There is no universal standard for this yet, but current guidance suggests a few practical variations. Some CLIs use rotating refresh tokens so each exchange invalidates the prior token, which reduces replay risk but can create failure modes if the client loses state. Others rely on device-bound credentials or browser-mediated login flows, which improve assurance but may not fit headless scripts or air-gapped environments. In high-risk cases, teams may choose to disable persistent refresh tokens entirely and require periodic full reauth.
Edge cases also matter. Offline laptops, CI/CD runners, and shared jump hosts often cannot tolerate long-lived refresh tokens safely, because a stolen token can outlive device trust. The same is true when tokens are cached by third-party tooling or copied into container images. NHI Management Group’s JetBrains GitHub plugin token exposure coverage shows how quickly developer tooling can turn credential convenience into exposure. For broader identity context, the Ultimate Guide to NHIs is useful when teams need to map refresh-token handling into a wider NHI lifecycle model.
In the most mature environments, the decision is not whether refresh tokens exist, but whether they are short-lived, tightly scoped, and revocable enough to survive real-world compromise scenarios.
Standards & Framework Alignment
This section maps relevant standards and security frameworks to the operational risks and controls described in this guidance.
OWASP Non-Human Identity Top 10 address the attack and risk surface, while NIST CSF 2.0 and NIST AI RMF set the governance and control requirements practitioners need to meet.

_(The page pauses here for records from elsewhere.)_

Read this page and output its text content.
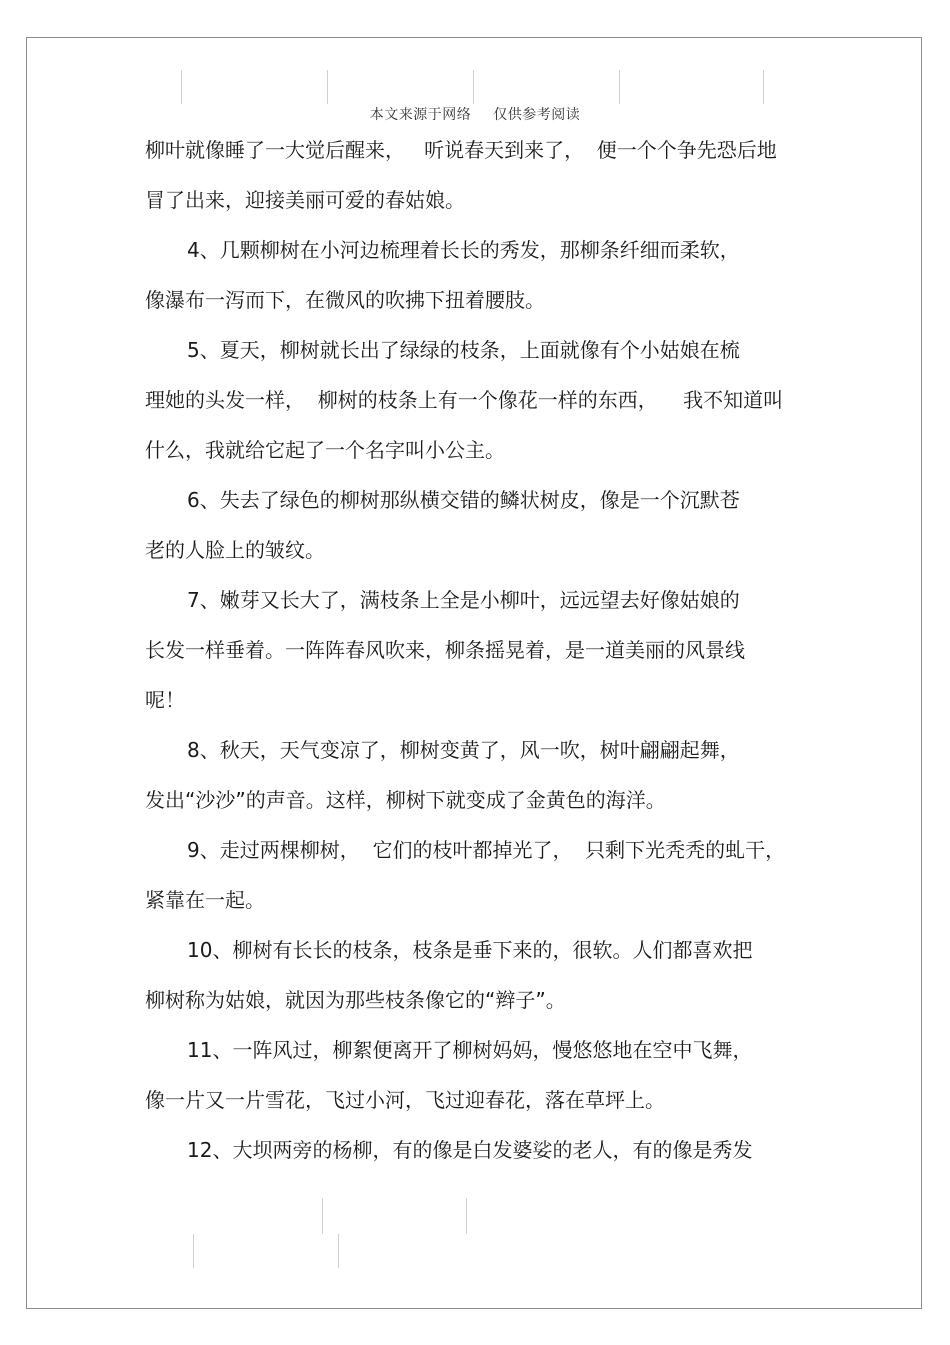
本文来源于网络 仅供参考阅读
柳叶就像睡了一大觉后醒来，   听说春天到来了，  便一个个争先恐后地
冒了出来，迎接美丽可爱的春姑娘。
4、几颗柳树在小河边梳理着长长的秀发，那柳条纤细而柔软，
像瀑布一泻而下，在微风的吹拂下扭着腰肢。
5、夏天，柳树就长出了绿绿的枝条，上面就像有个小姑娘在梳
理她的头发一样，  柳树的枝条上有一个像花一样的东西，    我不知道叫
什么，我就给它起了一个名字叫小公主。
6、失去了绿色的柳树那纵横交错的鳞状树皮，像是一个沉默苍
老的人脸上的皱纹。
7、嫩芽又长大了，满枝条上全是小柳叶，远远望去好像姑娘的
长发一样垂着。一阵阵春风吹来，柳条摇晃着，是一道美丽的风景线
呢！
8、秋天，天气变凉了，柳树变黄了，风一吹，树叶翩翩起舞，
发出“沙沙”的声音。这样，柳树下就变成了金黄色的海洋。
9、走过两棵柳树，  它们的枝叶都掉光了，  只剩下光秃秃的虬干，
紧靠在一起。
10、柳树有长长的枝条，枝条是垂下来的，很软。人们都喜欢把
柳树称为姑娘，就因为那些枝条像它的“辫子”。
11、一阵风过，柳絮便离开了柳树妈妈，慢悠悠地在空中飞舞，
像一片又一片雪花，飞过小河，飞过迎春花，落在草坪上。
12、大坝两旁的杨柳，有的像是白发婆娑的老人，有的像是秀发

| Framework | Control / Reference | Relevance |
|---|---|---|
| OWASP Non-Human Identity Top 10 | NHI-03 | Refresh tokens are durable secrets and need rotation and revocation discipline. |
| NIST CSF 2.0 | PR.AC-1 | Session and credential access controls apply directly to token protection. |
| NIST AI RMF | Risk governance supports lifecycle controls for durable credentials used by automation. |
Treat refresh tokens as high-value NHI credentials and automate rotation, revocation, and exposure monitoring.